Figure.

Mechanisms of allergen-specific immunotherapy. Both subcutaneous and sublingual SITs first affect the regional antigen-presenting cell, namely the local dendritic cell subset in the place of administration and draining lymph nodes. Although in vivo mechanisms are not clearly known, these dendritic cells induce Treg (CD4+CD25+FoxP3+) cells and Tr1 cells (IL-10+). Treg cells and regulatory cytokines (such as interleukin-10 (IL-10) and transforming growth factor-β, TGFβ) may contribute to the control of allergen-induced immune responses in several different ways.
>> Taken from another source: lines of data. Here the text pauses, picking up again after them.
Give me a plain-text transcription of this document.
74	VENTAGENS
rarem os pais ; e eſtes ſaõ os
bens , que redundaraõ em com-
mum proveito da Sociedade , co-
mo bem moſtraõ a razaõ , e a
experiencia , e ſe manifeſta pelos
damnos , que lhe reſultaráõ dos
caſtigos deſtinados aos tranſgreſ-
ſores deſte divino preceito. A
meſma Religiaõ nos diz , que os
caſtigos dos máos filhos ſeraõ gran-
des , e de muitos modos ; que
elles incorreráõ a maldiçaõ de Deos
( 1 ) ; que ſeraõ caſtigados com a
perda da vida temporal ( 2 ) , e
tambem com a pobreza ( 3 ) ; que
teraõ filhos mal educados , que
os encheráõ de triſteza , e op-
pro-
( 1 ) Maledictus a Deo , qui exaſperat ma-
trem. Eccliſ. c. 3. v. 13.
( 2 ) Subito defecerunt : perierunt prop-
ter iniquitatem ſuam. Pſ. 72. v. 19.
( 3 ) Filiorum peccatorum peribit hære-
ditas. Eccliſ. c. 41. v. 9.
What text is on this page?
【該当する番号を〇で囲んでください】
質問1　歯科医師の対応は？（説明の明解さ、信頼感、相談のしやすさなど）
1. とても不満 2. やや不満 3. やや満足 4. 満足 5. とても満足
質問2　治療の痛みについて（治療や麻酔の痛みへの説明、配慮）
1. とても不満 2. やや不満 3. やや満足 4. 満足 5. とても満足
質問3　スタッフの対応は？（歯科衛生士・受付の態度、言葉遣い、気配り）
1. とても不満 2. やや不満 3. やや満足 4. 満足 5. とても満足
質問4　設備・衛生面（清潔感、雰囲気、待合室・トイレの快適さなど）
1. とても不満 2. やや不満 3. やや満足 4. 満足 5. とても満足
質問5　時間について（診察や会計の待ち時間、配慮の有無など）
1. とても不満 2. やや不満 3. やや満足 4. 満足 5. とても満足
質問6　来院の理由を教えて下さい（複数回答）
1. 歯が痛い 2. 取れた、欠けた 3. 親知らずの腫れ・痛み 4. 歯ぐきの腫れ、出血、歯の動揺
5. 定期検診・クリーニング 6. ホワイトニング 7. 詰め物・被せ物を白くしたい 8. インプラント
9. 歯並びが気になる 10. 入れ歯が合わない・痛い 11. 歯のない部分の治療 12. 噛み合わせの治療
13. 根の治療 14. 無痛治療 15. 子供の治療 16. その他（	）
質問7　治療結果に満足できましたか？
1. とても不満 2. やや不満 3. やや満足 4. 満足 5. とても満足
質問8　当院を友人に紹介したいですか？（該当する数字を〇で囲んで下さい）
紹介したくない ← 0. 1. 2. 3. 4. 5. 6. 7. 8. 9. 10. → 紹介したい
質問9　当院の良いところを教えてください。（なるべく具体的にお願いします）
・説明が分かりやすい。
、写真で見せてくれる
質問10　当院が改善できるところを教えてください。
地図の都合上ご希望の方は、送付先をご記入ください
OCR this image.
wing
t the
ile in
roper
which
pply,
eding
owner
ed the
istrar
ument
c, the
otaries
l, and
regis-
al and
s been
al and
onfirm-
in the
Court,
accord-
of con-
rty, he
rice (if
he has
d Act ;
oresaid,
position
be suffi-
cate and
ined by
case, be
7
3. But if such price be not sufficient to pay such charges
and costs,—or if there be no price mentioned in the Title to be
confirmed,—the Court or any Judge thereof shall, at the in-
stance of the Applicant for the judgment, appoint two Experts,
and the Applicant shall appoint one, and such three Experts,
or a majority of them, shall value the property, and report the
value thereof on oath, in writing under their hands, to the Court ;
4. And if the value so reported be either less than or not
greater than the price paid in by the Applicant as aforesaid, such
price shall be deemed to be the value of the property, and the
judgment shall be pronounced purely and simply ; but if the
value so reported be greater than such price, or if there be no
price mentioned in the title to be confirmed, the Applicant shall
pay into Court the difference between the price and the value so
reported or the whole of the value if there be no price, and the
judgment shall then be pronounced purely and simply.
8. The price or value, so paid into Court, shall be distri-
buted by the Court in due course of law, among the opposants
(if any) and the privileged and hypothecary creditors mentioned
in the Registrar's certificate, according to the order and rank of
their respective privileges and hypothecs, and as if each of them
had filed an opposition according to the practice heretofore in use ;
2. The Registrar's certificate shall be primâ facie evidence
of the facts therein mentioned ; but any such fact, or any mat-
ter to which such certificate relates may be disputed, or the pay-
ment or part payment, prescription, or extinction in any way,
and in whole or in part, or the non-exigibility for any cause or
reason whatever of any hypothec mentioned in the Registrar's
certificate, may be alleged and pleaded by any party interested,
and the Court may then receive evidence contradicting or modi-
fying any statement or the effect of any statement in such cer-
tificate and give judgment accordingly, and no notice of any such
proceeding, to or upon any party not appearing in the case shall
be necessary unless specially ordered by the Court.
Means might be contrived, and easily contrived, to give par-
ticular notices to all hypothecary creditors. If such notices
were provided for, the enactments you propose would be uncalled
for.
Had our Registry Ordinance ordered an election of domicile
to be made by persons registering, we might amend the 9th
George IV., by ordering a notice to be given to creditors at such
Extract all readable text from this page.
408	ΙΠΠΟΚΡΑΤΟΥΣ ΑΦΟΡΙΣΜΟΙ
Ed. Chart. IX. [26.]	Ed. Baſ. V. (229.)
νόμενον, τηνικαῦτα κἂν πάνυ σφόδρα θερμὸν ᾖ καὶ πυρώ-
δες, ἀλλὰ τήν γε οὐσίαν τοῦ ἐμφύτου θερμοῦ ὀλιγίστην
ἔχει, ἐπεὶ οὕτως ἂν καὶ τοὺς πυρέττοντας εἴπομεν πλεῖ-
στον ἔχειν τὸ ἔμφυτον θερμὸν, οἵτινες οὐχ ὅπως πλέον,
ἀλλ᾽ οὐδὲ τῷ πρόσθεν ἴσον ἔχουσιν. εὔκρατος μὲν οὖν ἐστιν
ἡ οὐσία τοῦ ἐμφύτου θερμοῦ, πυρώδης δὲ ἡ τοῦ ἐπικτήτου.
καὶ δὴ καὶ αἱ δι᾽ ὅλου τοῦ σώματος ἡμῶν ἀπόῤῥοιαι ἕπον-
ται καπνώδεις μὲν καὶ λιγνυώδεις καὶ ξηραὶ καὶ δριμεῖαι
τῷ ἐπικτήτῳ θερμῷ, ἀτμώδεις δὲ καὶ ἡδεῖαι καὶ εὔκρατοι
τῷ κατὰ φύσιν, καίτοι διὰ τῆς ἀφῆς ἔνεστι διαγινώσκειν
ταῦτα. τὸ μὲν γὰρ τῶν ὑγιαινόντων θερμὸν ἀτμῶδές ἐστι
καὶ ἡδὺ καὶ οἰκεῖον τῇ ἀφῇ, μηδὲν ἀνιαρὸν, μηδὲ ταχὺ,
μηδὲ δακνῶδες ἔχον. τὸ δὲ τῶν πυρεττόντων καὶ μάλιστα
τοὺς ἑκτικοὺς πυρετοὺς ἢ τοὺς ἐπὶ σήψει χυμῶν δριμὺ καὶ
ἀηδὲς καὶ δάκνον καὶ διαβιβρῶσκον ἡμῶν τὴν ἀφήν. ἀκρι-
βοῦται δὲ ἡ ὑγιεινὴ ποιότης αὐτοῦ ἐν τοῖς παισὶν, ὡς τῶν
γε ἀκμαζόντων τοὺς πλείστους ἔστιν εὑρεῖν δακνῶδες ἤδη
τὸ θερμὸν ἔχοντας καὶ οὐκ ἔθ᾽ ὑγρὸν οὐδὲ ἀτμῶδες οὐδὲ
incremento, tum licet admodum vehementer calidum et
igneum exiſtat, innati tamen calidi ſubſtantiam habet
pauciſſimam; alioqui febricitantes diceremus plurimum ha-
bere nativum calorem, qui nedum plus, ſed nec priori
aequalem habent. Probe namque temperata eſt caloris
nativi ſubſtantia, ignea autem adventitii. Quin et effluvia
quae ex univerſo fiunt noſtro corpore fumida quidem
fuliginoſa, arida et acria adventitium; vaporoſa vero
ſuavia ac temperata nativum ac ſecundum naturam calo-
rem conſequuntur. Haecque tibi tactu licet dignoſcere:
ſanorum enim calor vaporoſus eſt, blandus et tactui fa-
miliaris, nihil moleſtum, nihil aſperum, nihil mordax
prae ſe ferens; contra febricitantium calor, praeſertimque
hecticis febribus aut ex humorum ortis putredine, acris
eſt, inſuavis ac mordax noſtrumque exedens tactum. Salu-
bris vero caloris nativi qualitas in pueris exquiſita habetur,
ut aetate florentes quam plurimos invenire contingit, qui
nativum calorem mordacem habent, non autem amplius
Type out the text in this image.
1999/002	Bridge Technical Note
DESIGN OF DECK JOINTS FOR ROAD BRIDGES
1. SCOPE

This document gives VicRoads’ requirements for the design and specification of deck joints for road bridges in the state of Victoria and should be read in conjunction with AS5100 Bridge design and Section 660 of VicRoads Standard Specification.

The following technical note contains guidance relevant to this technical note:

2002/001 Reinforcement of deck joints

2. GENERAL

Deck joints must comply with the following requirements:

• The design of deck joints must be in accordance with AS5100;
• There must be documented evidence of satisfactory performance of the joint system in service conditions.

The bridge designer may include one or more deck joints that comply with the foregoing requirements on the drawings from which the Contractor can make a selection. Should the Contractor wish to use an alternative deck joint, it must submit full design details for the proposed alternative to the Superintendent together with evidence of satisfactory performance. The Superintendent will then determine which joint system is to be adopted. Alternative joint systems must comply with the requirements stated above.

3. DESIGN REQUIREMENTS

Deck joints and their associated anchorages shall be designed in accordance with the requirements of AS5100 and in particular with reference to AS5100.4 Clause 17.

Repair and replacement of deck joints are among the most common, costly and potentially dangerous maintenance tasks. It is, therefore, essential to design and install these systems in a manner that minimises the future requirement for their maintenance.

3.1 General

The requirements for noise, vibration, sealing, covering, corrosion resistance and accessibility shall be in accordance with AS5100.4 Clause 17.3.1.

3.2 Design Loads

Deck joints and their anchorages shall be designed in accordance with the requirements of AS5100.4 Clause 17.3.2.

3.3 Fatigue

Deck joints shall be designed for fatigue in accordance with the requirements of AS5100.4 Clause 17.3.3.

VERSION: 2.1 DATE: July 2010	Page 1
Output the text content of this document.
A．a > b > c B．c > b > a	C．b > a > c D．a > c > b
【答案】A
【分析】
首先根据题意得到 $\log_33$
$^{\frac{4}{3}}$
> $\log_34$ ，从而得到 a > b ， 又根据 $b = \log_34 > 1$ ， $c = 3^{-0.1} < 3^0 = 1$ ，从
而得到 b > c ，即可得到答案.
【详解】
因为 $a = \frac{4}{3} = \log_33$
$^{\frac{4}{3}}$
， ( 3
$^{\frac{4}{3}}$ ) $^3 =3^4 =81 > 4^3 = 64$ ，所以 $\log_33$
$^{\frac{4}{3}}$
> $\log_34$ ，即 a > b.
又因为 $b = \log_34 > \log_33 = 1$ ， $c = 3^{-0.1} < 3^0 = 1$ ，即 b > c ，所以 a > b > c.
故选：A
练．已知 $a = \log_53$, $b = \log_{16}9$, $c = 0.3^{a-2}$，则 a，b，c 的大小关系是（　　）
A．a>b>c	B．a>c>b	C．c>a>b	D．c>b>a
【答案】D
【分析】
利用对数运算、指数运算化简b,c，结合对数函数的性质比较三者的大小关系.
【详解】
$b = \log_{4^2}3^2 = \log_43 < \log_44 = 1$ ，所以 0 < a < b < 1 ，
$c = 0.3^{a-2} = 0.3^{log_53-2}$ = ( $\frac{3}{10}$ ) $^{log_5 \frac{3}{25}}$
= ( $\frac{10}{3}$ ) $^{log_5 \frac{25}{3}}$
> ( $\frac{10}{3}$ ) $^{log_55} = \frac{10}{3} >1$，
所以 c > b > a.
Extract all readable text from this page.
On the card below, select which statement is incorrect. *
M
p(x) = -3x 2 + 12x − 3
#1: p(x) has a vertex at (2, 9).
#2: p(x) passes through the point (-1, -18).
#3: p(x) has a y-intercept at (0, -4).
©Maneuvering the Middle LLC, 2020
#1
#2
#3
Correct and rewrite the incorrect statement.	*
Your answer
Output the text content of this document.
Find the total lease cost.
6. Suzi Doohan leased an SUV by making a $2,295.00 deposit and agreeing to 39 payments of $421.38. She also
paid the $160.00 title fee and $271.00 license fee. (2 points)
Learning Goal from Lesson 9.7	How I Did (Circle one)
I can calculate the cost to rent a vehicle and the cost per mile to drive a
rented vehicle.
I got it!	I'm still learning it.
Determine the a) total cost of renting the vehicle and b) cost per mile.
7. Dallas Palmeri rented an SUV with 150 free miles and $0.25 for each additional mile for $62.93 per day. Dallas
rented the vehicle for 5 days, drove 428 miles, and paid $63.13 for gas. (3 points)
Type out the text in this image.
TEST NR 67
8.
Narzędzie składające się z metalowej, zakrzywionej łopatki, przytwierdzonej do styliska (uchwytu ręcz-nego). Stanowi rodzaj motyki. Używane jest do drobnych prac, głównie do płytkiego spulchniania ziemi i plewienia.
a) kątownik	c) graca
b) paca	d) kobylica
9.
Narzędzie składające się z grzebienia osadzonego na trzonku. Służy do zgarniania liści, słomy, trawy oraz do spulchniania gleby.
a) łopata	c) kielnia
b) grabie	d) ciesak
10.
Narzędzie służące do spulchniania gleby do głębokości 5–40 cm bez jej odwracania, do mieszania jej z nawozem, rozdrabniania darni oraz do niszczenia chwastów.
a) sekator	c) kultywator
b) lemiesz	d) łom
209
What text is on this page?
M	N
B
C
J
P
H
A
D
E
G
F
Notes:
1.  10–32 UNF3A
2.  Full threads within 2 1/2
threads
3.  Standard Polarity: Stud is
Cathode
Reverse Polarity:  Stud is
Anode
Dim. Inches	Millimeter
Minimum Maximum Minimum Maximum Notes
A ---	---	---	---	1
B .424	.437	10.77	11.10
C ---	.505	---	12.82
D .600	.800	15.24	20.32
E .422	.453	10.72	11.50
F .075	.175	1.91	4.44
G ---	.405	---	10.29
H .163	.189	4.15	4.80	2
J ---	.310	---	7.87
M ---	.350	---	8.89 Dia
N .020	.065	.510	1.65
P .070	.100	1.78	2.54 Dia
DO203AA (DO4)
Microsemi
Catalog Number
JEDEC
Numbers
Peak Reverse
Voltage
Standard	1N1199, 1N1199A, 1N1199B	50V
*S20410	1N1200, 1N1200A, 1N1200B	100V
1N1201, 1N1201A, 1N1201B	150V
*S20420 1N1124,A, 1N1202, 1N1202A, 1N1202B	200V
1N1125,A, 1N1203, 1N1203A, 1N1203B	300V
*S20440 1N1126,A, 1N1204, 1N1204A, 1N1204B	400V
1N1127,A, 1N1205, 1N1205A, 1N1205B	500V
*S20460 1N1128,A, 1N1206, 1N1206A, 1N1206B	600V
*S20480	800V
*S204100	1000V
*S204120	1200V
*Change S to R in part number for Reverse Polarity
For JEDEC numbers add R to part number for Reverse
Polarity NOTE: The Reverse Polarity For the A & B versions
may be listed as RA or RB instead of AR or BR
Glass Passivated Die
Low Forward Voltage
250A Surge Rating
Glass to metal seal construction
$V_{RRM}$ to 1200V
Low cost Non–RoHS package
T_Reg cells utilize multiple suppressor factors to regulate the immune response. IL-10 and TGF-β suppress IgE production and IL-10 induces inflammatory immunoglobulin isotype, IgG4. These two cytokines directly suppress allergic inflammation induced by effector cells such as mast cells, basophils and eosinophils. T_Reg cells influence the generation of dendritic cells and promote the development of IL-10-producing dendritic cells. In addition, T_Reg cells inhibit Th2 cells, which can no longer provide cytokines such as IL-3, IL-4, IL-5, and IL-9. These cytokines are required for the differentiation, survival and activity of mast cells, basophils, eosinophils and mucus producing cells, as well as for the tissue homing of Th2 cells. SIT, specific immunotherapy; SLIT, sublingual immunotheraphy; SCIT, subcutaneous immunotheraphy; Treg, T regulatory cells.